Ah oui : pour ce huitième film, sans doute le dernier, c’est comme si Cruise et son yes-man Christopher McQuarrie avaient voulu non seulement offrir des sorties dignes de ce nom à tous les personnages du film, mais aussi tisser des liens avec tous les films précédents. Un personnage secondaire devient ainsi pour une raison assez obscure le fils de Jim Phelps. Et je crois que c’est là qu’on m’a perdu, dans une réflexion hésitant entre le « hein ? Mais pourquoi ? » et le « n’importe quoi… ». Les deux options étant cumulables.
McQuarrie, dont on a du mal à imaginer qu’il a été le scénariste de Usual Suspects, signe ainsi un script assez inepte, dans lequel il fait entrer en forçant toutes ses idées, y compris les plus improbables (le fils de Jim Phelps ? Vraiment ?). Encore que « idées » semble un concept un peu exagéré, tant il recycle des scènes déjà vues, et souvent en mieux.
C’est ainsi qu’on a droit à une longue séquence sous l’eau (comme dans Rogue Nation), à une longue séquence de poursuite aérienne pour récupérer un petit objet (comme dans Fallout), à Tom Cruise courant dans des décors somptueux (comme dans tous les films)… et beaucoup, beaucoup d’autres clins d’œil aux précédents films de la saga, auxquels il est constamment fait référence.
Ça donne des idées discutables (le fils de Jim Phelps?), mais aussi d’autres plus sympas, comme le fait de faire d’Angela Bassett, qui fut patronne de la CIA, la nouvelle présidente des Etats-Unis. Ou, surtout, de faire revenir Donloe (Rolf Saxon), personnage gentiment moqué du premier film, en lui donnant enfin le beau rôle. Une belle manière, pour le coup, de boucler la boucle.
Pour le reste, McQuarrie fait le choix à peu près contraire de celui qui était au cœur de Rogue Nation, où il s’autorisait de réjouissantes facilités pour passer d’une scène d’anthologie à l’autre. Ici, le scénario indigeste est lourdement appuyé, plein de dialogues répétitifs qui ne sont faits que pour raccrocher le spectateur qui s’en fout à une histoire qui prend toute la place.
Une histoire (la fin du monde à portée de compte à rebours) qui prend le pas sur la meilleure idée du précédent film : l’intelligence artificielle comme grand méchant.
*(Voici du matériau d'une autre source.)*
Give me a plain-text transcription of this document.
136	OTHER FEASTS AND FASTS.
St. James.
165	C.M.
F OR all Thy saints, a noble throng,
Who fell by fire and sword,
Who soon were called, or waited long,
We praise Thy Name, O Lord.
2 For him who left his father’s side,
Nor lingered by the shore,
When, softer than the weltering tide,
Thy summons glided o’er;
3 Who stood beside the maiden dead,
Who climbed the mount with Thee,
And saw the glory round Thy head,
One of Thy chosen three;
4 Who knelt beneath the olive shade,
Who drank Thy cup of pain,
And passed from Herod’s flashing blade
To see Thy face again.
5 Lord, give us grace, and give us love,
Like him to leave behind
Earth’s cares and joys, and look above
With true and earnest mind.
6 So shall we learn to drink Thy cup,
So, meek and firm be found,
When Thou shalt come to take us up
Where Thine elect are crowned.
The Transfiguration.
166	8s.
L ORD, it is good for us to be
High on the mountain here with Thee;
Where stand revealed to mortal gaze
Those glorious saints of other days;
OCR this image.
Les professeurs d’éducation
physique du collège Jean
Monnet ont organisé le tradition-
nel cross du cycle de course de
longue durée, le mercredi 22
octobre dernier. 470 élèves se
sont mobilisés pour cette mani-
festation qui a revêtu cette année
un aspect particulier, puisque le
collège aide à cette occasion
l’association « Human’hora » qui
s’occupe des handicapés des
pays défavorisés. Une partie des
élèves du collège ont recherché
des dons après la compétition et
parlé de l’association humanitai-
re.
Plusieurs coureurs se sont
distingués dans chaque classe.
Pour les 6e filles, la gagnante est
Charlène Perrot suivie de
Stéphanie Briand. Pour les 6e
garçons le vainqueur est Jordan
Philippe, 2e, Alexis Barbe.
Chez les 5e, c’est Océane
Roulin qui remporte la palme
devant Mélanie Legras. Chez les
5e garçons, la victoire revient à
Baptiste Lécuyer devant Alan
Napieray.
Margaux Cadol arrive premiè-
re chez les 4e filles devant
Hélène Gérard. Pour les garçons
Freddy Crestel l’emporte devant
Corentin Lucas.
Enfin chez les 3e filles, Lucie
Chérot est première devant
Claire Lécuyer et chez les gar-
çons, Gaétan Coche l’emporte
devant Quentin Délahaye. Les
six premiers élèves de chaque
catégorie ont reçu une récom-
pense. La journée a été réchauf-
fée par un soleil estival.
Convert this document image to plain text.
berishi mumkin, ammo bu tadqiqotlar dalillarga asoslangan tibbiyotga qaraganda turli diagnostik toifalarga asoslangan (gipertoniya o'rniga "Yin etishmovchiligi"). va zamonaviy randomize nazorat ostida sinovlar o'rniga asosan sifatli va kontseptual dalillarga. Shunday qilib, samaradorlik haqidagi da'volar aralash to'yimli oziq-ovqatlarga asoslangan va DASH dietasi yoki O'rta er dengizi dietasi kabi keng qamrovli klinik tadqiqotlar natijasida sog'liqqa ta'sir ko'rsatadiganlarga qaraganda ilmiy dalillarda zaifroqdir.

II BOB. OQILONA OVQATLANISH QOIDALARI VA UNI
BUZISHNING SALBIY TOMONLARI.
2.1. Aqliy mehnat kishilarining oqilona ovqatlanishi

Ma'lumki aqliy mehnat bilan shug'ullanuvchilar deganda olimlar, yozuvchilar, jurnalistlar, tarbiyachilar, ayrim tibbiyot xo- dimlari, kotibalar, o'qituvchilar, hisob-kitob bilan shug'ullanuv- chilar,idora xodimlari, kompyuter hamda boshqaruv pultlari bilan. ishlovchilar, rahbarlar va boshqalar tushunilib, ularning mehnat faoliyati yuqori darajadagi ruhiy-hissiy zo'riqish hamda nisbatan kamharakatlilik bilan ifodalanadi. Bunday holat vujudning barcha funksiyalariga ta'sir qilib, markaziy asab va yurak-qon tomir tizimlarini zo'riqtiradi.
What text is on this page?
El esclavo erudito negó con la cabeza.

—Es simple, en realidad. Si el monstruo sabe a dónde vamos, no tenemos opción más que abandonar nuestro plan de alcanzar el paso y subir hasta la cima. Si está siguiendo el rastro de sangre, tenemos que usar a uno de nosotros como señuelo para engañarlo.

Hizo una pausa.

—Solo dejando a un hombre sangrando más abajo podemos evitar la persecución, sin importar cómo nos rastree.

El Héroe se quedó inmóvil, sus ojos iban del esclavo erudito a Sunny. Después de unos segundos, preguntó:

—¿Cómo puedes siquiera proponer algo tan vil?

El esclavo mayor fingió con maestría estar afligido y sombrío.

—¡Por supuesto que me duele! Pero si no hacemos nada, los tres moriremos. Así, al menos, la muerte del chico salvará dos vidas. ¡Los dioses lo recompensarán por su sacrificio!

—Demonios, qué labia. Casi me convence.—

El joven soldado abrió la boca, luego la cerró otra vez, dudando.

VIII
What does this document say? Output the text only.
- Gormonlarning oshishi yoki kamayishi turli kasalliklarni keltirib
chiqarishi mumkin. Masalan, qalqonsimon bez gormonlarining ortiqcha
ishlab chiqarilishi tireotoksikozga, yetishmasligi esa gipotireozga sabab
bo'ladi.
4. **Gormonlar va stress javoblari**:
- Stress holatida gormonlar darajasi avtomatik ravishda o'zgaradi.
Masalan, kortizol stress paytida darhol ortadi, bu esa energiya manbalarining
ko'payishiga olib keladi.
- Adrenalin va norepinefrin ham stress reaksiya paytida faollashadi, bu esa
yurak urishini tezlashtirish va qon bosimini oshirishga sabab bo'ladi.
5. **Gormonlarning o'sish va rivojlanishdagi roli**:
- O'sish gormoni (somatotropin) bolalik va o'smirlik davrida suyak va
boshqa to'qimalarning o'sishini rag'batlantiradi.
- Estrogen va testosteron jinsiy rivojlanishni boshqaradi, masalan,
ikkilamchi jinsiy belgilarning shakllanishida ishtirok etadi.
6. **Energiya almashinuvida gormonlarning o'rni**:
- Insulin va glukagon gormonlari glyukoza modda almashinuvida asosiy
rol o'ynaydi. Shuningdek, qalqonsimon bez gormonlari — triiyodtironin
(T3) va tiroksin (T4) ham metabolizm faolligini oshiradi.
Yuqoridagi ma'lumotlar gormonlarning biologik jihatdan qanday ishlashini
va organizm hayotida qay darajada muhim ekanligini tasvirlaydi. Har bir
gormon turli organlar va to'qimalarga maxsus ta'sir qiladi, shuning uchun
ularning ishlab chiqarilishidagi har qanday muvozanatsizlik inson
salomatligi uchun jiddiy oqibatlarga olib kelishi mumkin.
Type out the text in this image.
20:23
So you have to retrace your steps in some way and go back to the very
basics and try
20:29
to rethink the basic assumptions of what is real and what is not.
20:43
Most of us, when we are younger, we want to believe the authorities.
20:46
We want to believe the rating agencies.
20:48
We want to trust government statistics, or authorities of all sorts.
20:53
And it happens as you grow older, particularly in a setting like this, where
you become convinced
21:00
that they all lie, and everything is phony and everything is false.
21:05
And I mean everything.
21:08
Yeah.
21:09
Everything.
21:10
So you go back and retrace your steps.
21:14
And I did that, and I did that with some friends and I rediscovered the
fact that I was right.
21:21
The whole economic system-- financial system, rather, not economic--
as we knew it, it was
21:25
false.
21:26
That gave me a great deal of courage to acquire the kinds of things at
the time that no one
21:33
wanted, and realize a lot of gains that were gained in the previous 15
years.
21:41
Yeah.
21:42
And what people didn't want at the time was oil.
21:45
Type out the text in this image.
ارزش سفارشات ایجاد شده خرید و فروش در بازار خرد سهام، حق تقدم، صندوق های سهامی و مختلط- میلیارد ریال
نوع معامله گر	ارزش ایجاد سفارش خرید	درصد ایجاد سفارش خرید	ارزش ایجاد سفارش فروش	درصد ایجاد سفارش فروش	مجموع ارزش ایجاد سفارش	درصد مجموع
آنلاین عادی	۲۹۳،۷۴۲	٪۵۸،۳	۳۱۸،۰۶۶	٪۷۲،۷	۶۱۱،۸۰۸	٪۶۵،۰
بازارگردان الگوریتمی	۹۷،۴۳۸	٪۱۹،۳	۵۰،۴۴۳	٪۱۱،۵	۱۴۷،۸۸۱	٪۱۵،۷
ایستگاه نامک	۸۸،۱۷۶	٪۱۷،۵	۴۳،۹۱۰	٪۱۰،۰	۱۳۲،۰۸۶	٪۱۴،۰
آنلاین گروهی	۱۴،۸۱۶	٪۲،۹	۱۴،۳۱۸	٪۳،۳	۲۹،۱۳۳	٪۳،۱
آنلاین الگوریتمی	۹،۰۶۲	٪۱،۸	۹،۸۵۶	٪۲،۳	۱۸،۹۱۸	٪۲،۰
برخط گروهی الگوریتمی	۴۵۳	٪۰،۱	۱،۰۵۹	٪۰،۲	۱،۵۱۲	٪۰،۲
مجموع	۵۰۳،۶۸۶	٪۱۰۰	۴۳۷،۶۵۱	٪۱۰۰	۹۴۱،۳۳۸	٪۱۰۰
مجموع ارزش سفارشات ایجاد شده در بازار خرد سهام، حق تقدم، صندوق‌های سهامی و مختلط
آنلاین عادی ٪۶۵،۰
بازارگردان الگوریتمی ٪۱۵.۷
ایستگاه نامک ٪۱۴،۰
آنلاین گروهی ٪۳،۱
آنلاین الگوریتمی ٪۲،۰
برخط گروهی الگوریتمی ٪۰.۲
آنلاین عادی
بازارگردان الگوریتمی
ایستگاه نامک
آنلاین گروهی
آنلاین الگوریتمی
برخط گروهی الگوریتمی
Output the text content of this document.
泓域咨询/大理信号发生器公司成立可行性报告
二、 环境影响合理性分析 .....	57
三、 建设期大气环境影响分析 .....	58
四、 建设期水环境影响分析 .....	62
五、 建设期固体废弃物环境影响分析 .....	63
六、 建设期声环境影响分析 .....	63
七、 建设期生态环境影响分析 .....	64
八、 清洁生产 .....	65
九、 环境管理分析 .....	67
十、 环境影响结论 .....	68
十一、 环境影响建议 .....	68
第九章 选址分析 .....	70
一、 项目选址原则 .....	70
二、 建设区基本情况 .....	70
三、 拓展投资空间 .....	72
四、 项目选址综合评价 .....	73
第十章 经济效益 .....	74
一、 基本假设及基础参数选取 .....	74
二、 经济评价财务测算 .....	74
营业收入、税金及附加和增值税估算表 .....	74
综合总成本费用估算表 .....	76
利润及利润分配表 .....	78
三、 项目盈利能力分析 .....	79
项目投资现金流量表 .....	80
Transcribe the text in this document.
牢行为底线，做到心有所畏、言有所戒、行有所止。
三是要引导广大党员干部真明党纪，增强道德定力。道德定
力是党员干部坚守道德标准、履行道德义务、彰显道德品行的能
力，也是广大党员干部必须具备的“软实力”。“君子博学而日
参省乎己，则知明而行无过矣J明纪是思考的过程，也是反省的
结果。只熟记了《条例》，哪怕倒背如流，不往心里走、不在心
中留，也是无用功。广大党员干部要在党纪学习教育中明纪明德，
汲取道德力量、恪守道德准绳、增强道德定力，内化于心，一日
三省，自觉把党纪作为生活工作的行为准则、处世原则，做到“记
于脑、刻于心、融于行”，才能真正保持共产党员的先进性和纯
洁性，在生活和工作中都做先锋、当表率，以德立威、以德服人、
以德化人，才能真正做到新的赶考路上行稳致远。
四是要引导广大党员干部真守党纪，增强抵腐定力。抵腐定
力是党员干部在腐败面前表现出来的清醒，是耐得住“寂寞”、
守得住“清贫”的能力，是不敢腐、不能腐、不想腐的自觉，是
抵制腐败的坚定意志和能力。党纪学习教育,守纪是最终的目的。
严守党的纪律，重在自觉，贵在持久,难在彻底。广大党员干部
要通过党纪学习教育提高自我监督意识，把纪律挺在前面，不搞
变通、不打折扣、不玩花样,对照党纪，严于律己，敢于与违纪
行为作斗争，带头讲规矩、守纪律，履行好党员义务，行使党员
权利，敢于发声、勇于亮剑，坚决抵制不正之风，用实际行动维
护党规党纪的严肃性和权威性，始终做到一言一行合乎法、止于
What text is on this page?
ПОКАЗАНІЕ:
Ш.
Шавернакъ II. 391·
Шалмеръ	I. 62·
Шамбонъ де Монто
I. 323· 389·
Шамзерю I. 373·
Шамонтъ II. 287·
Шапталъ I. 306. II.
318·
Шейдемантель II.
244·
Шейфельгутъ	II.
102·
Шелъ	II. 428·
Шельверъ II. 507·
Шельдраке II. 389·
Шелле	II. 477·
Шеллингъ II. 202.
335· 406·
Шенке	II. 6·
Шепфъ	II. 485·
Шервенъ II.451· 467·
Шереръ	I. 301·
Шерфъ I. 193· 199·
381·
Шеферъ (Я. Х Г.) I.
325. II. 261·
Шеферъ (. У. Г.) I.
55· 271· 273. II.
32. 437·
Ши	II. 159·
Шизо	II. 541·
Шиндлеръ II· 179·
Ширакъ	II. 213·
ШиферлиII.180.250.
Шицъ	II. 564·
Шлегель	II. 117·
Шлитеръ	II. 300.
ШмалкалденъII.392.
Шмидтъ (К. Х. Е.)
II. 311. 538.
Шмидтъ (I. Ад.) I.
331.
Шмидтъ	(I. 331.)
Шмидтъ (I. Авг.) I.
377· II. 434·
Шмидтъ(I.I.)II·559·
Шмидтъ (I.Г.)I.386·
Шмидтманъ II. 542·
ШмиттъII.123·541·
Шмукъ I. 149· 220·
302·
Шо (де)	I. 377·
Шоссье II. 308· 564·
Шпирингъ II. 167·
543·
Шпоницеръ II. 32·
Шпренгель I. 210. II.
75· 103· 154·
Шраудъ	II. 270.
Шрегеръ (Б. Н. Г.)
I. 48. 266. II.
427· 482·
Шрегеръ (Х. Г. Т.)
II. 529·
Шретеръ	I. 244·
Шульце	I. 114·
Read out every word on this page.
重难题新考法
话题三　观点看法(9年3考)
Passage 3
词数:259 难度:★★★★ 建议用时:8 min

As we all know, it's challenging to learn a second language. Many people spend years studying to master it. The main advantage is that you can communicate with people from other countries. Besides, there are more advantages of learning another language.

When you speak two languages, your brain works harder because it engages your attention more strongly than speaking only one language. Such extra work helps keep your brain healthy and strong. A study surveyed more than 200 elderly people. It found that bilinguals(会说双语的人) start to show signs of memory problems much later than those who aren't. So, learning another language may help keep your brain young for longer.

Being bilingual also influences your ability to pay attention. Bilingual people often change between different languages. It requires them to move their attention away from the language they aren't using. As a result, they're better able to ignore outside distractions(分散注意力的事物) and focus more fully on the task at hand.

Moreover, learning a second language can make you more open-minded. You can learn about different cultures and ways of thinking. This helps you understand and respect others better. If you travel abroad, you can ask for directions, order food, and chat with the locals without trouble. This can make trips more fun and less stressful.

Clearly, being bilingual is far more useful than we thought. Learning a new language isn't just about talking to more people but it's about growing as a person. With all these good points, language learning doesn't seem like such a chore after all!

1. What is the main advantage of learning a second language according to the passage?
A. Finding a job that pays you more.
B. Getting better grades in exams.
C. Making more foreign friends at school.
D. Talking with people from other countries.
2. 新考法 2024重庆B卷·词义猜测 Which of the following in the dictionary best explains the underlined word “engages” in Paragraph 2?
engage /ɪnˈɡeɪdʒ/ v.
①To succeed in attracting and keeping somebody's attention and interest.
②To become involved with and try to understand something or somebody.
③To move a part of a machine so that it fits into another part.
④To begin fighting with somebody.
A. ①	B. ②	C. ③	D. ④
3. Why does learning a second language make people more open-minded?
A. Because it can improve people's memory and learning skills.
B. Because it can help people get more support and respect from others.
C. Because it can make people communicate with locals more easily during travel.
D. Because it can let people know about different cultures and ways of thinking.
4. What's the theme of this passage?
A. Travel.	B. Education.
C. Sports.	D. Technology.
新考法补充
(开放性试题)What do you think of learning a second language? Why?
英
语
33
De cette idée excitante et très dans l’air du temps, McQuarrie ne fait rien, rien d’autre qu’un constat final apocalyptique. Ce « méchant », pourtant, était l’occasion idéale de renouer avec ce qui a toujours fait la grandeur de la série : le masque, le double et le doute.
Mais soyons juste : il y a dans ce Final Reckoning parmi les plus grandes scènes d’action de ces deux dernières années, même s’il n’y a vraiment « que » deux morceaux de bravoure monumentaux (Ethan sous l’eau, Ethan dans le ciel). Tom Cruise accroché à un (non, deux) biplan en plein vol est une vision qui coupe le souffle. Evidemment, doit-on rajouter, tant c’est le minimum, désormais, qu’on attend de la série. Mais Cruise, 62 ans au compteur et un corps impressionnant, affiche aussi une (certaine) vulnérabilité plutôt bienvenue.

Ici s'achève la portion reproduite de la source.